Salah satu alat musik tradisional khas Sunda yang disebut karinding diperkirakan sudah ada sejak 600 tahun yang lalu masih dilestarikan hingga saat ini, dibuktikan dengan naskah kuno dan folklor dari berbagai daerah di priangan timur dan banten yang menjadi bukti sejarah kemunculan nya. Alat musik karinding telah digunakan sejak zaman dahulu oleh masyarakat Sunda di berbagai daerah seperti Lembang, Garut, Tasikmalaya, Sukabumi dan Sumedang. Pada awalnya Masyarakat terdahulu memainkan alat musik karinding  untuk membantu para petani dalam merawat sawah agar terbebas dari hama, kadang kala digunakan untuk mengiringi saat panen padi maupun saat menjemur padi.

Alat musik ini terbuat dari bambu dibentuk sedemikian rupa dengan cara mengiris bagian tengahnya, sehingga terlihat menjulur seperti lidah yang apabila dipukul akan bergetar dan menimbulkan suara. Untuk meperkeras dan mengatur tinggi rendah bunyi yang dihasilkan dengan cara mengatur rongga mulut karena berfungsi sebagai resonator yang mengubah nada.

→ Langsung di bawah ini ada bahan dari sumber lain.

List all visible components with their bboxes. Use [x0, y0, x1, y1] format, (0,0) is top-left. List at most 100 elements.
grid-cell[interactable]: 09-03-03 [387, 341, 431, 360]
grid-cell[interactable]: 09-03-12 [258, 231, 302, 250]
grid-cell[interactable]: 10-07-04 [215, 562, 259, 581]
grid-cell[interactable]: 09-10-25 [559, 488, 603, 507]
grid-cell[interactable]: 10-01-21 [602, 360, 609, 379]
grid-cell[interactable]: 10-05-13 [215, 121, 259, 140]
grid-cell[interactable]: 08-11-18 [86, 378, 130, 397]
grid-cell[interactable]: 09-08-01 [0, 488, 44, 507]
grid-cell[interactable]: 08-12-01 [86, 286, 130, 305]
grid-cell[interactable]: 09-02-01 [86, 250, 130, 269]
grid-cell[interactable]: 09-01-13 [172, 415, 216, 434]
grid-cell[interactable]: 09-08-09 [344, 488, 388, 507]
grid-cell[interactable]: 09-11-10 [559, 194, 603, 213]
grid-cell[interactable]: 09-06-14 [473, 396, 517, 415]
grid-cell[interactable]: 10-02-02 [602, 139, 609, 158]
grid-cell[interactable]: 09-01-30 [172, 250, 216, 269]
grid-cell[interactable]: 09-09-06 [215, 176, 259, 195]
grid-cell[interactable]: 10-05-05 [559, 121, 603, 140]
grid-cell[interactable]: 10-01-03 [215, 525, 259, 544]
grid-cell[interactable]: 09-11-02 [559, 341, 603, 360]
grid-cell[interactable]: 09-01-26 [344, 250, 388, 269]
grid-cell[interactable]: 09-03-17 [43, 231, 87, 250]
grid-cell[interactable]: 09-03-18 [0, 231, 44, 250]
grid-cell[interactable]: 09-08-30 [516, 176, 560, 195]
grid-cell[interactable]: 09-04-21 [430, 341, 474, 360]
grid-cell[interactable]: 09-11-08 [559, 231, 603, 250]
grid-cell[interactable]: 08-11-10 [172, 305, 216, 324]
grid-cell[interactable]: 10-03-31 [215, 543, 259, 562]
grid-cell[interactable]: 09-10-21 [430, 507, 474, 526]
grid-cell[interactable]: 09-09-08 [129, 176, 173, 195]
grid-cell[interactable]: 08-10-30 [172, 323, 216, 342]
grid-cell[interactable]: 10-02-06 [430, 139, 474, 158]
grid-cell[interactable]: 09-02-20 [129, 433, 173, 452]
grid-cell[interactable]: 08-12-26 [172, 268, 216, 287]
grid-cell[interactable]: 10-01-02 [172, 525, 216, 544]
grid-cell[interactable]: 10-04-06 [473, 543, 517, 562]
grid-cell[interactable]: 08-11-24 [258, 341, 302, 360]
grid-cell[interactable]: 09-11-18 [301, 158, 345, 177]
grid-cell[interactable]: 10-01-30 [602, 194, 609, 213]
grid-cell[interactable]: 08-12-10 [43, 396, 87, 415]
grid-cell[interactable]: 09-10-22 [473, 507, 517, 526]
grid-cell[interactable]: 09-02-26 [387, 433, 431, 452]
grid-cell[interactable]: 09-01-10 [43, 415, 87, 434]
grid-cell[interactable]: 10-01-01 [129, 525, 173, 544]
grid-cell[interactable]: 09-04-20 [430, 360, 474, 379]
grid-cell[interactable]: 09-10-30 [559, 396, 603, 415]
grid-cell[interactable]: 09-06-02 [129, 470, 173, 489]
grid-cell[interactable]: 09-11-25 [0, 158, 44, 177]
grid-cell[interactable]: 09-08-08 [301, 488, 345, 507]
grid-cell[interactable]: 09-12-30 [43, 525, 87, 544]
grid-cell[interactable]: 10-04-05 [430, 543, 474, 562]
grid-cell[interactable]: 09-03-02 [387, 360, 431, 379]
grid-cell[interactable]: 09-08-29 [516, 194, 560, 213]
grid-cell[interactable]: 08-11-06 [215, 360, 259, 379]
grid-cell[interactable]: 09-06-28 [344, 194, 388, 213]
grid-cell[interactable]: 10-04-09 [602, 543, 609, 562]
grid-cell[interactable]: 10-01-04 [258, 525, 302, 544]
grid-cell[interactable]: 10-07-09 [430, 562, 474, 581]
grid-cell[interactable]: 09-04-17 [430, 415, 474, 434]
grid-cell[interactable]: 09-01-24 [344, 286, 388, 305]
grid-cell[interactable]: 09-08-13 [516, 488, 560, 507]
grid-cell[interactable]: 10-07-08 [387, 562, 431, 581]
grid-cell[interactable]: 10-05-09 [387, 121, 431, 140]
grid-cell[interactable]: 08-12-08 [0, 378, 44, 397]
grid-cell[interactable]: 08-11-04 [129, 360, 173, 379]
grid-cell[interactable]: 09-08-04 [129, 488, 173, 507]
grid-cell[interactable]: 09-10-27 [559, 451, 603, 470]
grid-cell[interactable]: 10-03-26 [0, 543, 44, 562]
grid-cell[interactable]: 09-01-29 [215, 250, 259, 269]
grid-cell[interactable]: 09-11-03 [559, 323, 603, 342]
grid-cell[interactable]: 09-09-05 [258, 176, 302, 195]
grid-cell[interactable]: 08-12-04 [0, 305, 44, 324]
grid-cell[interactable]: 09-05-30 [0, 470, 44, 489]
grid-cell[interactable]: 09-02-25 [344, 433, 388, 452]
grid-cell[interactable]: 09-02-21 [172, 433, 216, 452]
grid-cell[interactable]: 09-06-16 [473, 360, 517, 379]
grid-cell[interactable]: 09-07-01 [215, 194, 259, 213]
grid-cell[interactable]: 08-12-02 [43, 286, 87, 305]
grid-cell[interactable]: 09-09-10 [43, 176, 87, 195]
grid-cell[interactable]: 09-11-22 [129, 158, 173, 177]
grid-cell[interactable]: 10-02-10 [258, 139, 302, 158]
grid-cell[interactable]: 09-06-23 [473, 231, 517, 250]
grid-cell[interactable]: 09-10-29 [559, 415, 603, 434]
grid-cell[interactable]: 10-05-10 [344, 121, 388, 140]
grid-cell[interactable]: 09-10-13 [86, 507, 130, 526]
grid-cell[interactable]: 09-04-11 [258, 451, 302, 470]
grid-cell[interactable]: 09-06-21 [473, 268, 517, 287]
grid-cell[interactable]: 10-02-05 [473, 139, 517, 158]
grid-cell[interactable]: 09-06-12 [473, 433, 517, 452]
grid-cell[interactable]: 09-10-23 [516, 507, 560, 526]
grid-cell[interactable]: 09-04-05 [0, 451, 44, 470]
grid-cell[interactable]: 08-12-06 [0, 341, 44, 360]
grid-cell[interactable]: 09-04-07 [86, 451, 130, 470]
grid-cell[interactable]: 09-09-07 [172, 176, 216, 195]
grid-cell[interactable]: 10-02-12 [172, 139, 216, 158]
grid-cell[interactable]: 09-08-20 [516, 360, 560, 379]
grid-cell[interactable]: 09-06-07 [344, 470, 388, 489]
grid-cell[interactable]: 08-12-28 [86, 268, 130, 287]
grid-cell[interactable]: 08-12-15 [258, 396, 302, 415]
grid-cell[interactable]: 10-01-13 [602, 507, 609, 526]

Terdapat sebuah fenomena menarik dimana alat musik karinding pada awalnya dipakai dalam pemeliharaan pertanian kemudian menjadi sebuah seni pertunjukan yang mengikuti perkembangan zaman. Berdaskan hasil pengamatan pada awalnya alat musik karinding dikenal oleh masyarakat tatar Sunda sebagai alat pemeliharaan pertanian, namun dalam perjalanan nya alat musik karinding mengalami perkembangan menjadi seni pertunjukan yang memberikan gairah bagi para seniman. Para seniman Karinding mengekspresikan nya sehingga alat musik karinding selalu dimainkan sebagai media hiburan.

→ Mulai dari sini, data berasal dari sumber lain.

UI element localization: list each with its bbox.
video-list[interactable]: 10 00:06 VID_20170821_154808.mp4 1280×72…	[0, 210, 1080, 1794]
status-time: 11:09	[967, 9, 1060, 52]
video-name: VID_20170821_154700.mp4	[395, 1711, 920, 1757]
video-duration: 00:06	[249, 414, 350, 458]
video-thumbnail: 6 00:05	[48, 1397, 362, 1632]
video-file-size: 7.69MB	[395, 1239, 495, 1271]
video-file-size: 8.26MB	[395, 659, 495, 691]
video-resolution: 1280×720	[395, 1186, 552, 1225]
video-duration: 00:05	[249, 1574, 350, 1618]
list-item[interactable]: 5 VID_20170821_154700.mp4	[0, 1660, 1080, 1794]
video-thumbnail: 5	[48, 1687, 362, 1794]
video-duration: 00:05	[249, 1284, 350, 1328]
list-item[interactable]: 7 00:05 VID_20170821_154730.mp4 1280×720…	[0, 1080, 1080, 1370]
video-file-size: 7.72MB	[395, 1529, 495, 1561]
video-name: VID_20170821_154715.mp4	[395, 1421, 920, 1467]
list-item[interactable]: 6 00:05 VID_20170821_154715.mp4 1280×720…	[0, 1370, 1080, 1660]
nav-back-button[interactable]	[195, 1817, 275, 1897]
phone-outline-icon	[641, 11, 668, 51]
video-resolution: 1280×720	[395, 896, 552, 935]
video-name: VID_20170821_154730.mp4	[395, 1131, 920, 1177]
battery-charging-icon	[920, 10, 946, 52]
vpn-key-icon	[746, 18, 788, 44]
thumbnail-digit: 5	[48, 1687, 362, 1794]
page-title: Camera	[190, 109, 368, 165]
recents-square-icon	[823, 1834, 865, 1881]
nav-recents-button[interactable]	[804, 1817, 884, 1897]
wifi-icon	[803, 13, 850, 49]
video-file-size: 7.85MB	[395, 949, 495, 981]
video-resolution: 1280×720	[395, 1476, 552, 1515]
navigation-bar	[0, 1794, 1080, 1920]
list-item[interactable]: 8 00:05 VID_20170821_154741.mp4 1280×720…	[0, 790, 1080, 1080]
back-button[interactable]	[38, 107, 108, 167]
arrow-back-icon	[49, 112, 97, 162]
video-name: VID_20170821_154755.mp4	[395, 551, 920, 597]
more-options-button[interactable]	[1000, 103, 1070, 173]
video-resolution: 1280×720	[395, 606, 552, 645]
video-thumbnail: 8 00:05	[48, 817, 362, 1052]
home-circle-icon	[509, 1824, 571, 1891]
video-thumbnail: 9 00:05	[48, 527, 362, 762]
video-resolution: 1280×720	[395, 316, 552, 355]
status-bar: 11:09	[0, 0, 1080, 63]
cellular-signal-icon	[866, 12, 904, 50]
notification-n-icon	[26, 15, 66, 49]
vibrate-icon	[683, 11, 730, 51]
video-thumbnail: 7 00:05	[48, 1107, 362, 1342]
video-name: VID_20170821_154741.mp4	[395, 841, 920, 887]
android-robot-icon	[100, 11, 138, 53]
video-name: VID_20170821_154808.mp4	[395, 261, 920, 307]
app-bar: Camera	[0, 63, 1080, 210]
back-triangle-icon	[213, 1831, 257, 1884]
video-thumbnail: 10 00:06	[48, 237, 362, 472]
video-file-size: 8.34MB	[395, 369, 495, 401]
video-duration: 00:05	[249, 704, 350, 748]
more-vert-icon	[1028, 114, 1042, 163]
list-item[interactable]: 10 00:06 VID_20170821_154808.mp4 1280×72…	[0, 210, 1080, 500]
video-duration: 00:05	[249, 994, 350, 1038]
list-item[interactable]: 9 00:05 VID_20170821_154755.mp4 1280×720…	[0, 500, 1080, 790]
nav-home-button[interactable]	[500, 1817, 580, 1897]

            Endang Sugriwa atau lebih akrab di sapa Abah Olot dikenal sebagai maestro Karinding di Sumedang terus melestarikan kesenian ini. Beliau tidak hanya membuat Karinding tetapi juga mengajarkan nya kepada banyak orang terkhusus kepada anak-anak muda dari berbagai daerah. Menurut Abah Olot Pada tahun 2012 anak-anak muda yang berdatangan untuk belajar karinding berasal dari daerah Jatinangor, Cimanggung, Rancaekek, Cicalengka. Mereka belajar alat musik Karinding dan melakukan perkembangannya secara konsisten sampai saat ini.

            Sehingga di Jatinangor dalam upaya pelestariannya kesenian Karinding berkembang dengan membentuk sanggar dan komunitas, dengan nama khasnya masing-masing seperti Sanggar Jaga, Sanggar Sekar Wanci, Karinding Tatar, Karinding Kapurba, dan juga ada Komunitas Karinding Jatinangor (KKJ) yang mencakup berbagai sanggar Karinding yang ada di Jatinangor.

            Menurut Dodi selaku ketua KKJ, beliau mengutarakan bahwa kesenian Karinding bisa tampil di berbagai acara seperti khitanan, pernikahan bahkan pada tahun 2019 ketika bulan Ramadhan kesenian ini selalu di tampilkan untuk mengisi kegiatan ngabuburit yang lokasinya di Saung Budaya Sumedang (SABUSU) bersebelahan dengan kampus ITB Jatinangor.

            “Terkadang beberapa orang berdatangan kepada saya untuk mengundang kesenian Karinding agar bisa di tampilkan Ketika ada acara hajat, Khitanan, pernikahan  sebagai bentuk hiburannya.” Kata Dodi. Tidak menutup kemungkinan bahwa kesenian Karinding masih tetap eksis sampai saat ini karena berbagai penampilannya selalu menjadi daya tarik masyarakat setempat.

            Dalam mengikuti perkembangan zaman kesenian Karinding mengalami perubahan genre yang awalnya buhun pada saat ini menjadi lebih kontemporer dikolaborasikan dengan alat musik modern, bahkan di bandung kesenian karinding sering tampil kolaborasi Bersama band Jasad dengan genre metal,

            Menurut Seno salah satu seniman Karinding. “Kesenian karinding pada saat ini kalau di kolaborasikan dengan alat musik modern terdiri dari beberapa alat musik diantaranya ada karinding, celempung renteng, goong tiup, gitar, biola, bass, terompet, suling dan ada penyanyi (seringkali disebut sinden), melakukan kolaborasi seperti ini bukan maksud untuk menghilangkan nilai buhun itu sendiri melainkan ini bagian dari Upaya pelestarian agar tetap hidup di era modernisasi ini.